Saturday, February 2, 2013
Skill set and knowledge are important
This week's lectures draw our attention to videogames and persuasive games. It becomes clear that for someone to say videogames cause violence and the society to rupture is flawed. The problem of early videogame researches was that they were not correctly done and were sponsored by institutions which have their own political agenda. The difference between representational violence and actual violence is important because a player who is skilled in killing and murdering in games does not necessary have the courage to carry a weapon. More importantly, videogames are designed to have winners and losers at the end of the gameplay and players have to kill in order to win. Context always matter as there are stories and narratives inside the game, which may influence what violence mean in videogames.
For games which have a procedural rhetoric, I come to think that the player must also have that skill level or intelligence to comprehend what the games are wanting to say. Players themselves have to figure out how the underlying system works. In SimCity for example, the player has to figure out how the taxation system works and link it back to the actual world. Similarly in Grand Theft Auto: San Andreas, eating might just be another game element that the player has to be concerned with. It requires a further level of thinking to link this element to real world social concerns, the relationship between low income and high fat fast food, poverty and hard work, etc. It also highly relates to how these games are designed or framed in order for the players to explore the rhetoric.

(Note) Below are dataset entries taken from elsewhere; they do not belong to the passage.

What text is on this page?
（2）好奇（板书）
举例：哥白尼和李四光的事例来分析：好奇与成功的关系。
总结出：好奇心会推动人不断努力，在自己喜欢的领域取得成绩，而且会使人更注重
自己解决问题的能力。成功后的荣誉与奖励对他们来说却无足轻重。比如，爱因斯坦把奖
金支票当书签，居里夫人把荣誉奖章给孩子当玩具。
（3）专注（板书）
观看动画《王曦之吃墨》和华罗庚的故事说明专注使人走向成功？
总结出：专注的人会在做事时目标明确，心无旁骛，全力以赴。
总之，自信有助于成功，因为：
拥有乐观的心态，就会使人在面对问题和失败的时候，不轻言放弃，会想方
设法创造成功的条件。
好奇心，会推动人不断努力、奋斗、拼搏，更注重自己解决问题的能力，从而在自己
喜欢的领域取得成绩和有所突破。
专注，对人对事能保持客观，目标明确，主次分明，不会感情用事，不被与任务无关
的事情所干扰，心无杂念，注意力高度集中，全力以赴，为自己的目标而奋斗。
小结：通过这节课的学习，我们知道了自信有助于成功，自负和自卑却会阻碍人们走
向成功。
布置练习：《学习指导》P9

At times these representations in persuasive games might be over-exaggerated and mono-focused for the players to see the effects of the decision-making during gameplay. How many times did I play Monopoly and said to myself this is not how the society and capitalism works right? Similarly the Shadow Hearts game mentioned by Maddi might have taught certain aspects of Japanese culture. However, people have to be extremely cautious in dealing with the educational content in games, particularly what is real and what is unreal, and whether there are misrepresentations.